In a report published in the new issue of the journal Urban Studies, Johns Hopkins University sociologist Meredith Greif found that while homeownership can spark feelings of pride in people of any race, it’s more meaningful for minorities. But, because blacks and Latinos buy more homes in disadvantaged communities and are less likely to be able to move, they ultimately tend to feel dissatisfied with their community—and potentially their purchase.
“Homeownership may be considered a double-edged sword,” Greif said. “For minorities, the highs of homeownership are higher while the lows are lower.”
In a paper called The intersection of homeownership, race and neighborhood context: Implications for neighborhood satisfaction, Greif attempted to determine whether owning a home means different things to blacks, Latinos, and whites and whether owning a home can increase the chance of neighborhood dissatisfaction in disadvantaged communities.
Studying homeowners in Los Angeles County through information gathered in 2001 by the Los Angeles Family and Neighborhood Survey and the 2000 Census, she found that whites had significantly higher rates of homeownership than blacks and Latinos. Whites were also most likely to live in “desirable” neighborhoods with greater property values, better services, and higher prestige.
However, Greif’s findings suggest that living in these enviable communities may not provoke the same sense of pride and achievement that it does for blacks and Latinos—just as living in disadvantaged communities may not spark the same level of concern.
“Whites have more of an economic buffer,” she said. “There is less at stake for them one way or the other.”
For blacks, owning a home, particularly in a more advantaged community, may evoke feelings of conquering the odds. The feelings are similar among Latinos, many of whom are immigrants looking to assimilate socially and economically.
Black and Latino homeowners, however, are significantly less likely to be able to buy homes in the neighborhoods that would elicit those feelings.

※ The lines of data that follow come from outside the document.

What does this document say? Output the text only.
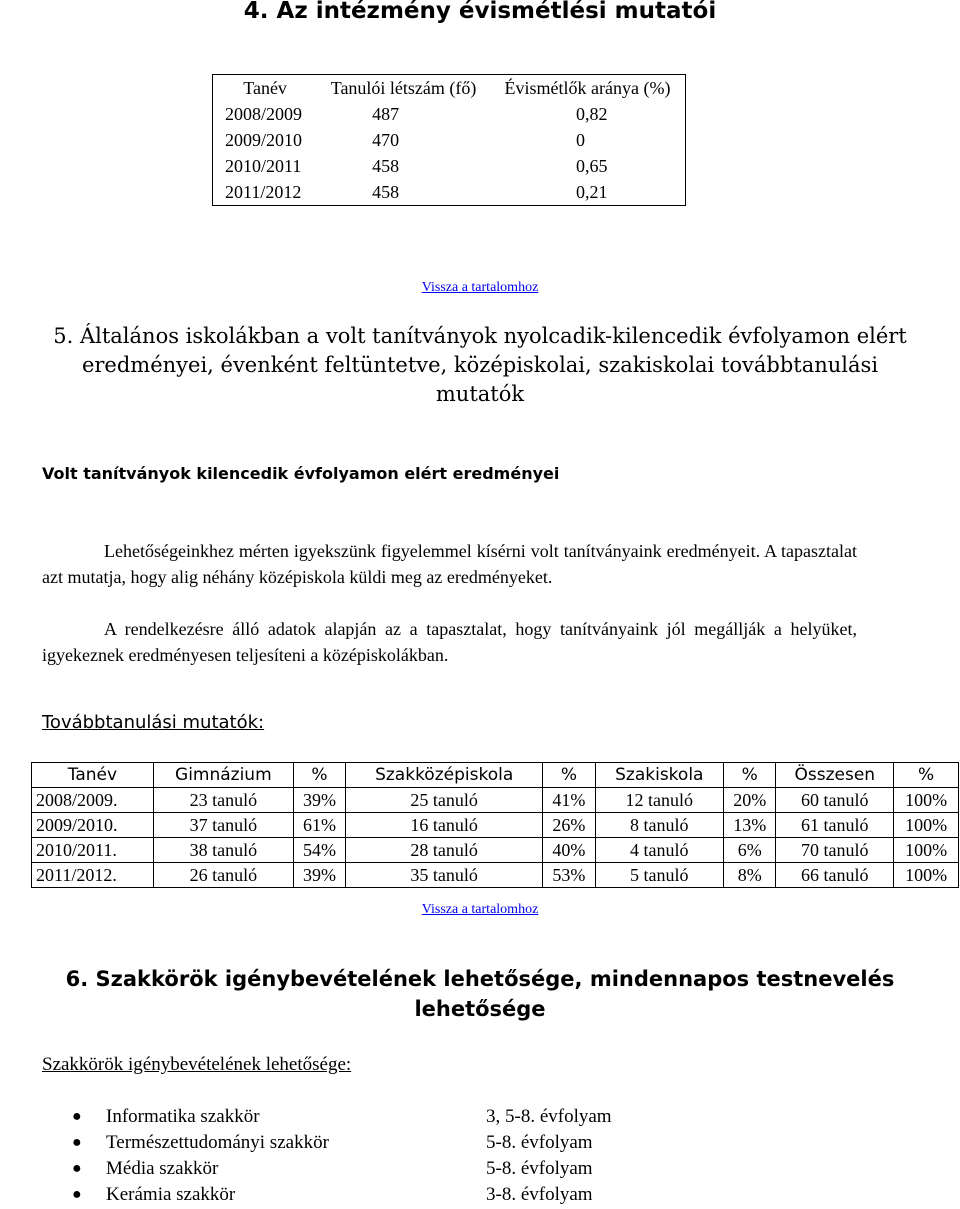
4. Az intézmény évismétlési mutatói
Tanév	Tanulói létszám (fő)	Évismétlők aránya (%)
2008/2009	487	0,82
2009/2010	470	0
2010/2011	458	0,65
2011/2012	458	0,21
Vissza a tartalomhoz
5. Általános iskolákban a volt tanítványok nyolcadik-kilencedik évfolyamon elért eredményei, évenként feltüntetve, középiskolai, szakiskolai továbbtanulási mutatók
Volt tanítványok kilencedik évfolyamon elért eredményei
Lehetőségeinkhez mérten igyekszünk figyelemmel kísérni volt tanítványaink eredményeit. A tapasztalat azt mutatja, hogy alig néhány középiskola küldi meg az eredményeket.
A rendelkezésre álló adatok alapján az a tapasztalat, hogy tanítványaink jól megállják a helyüket, igyekeznek eredményesen teljesíteni a középiskolákban.
Továbbtanulási mutatók:
Tanév	Gimnázium	%	Szakközépiskola	%	Szakiskola	%	Összesen	%
2008/2009.	23 tanuló	39%	25 tanuló	41%	12 tanuló	20%	60 tanuló	100%
2009/2010.	37 tanuló	61%	16 tanuló	26%	8 tanuló	13%	61 tanuló	100%
2010/2011.	38 tanuló	54%	28 tanuló	40%	4 tanuló	6%	70 tanuló	100%
2011/2012.	26 tanuló	39%	35 tanuló	53%	5 tanuló	8%	66 tanuló	100%
Vissza a tartalomhoz
6. Szakkörök igénybevételének lehetősége, mindennapos testnevelés
lehetősége
Szakkörök igénybevételének lehetősége:
●	Informatika szakkör	3, 5-8. évfolyam
●	Természettudományi szakkör	5-8. évfolyam
●	Média szakkör	5-8. évfolyam
●	Kerámia szakkör	3-8. évfolyam
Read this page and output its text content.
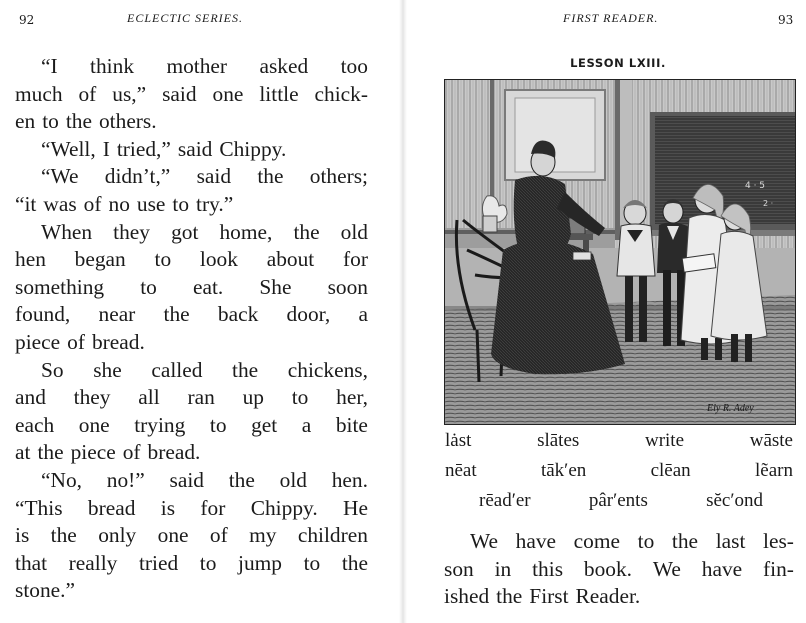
92	ECLECTIC SERIES.
“I think mother asked too
much of us,” said one little chick-
en to the others.
“Well, I tried,” said Chippy.
“We didn’t,” said the others;
“it was of no use to try.”
When they got home, the old
hen began to look about for
something to eat. She soon
found, near the back door, a
piece of bread.
So she called the chickens,
and they all ran up to her,
each one trying to get a bite
at the piece of bread.
“No, no!” said the old hen.
“This bread is for Chippy. He
is the only one of my children
that really tried to jump to the
stone.”
FIRST READER.	93
LESSON LXIII.
4 · 5
2 ·
Ely R. Adey
lȧst	slātes	write	wāste
nēat	tāk′en	clēan	lẽarn
rēad′er	pâr′ents	sĕc′ond
We have come to the last les-
son in this book. We have fin-
ished the First Reader.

In 2002, the median net worth of white households was 15 times that of black households and 10 times that of Latino households, meaning blacks and Latinos put considerably more of their net worth into buying a home. So when minorities were faced with signs of neighborhood deterioration—graffiti, litter, abandoned buildings—they were much more anxious about the threat to their most vital asset.
Overall, Greif found all homeowners are more attuned to their communities than renters—in both good and bad ways. It can foster stronger neighborhood satisfaction in advantaged communities but undermine it in less advantaged ones.
“These findings speak to the ongoing dialogue surrounding the benefits of homeownership—and for whom,” Greif said.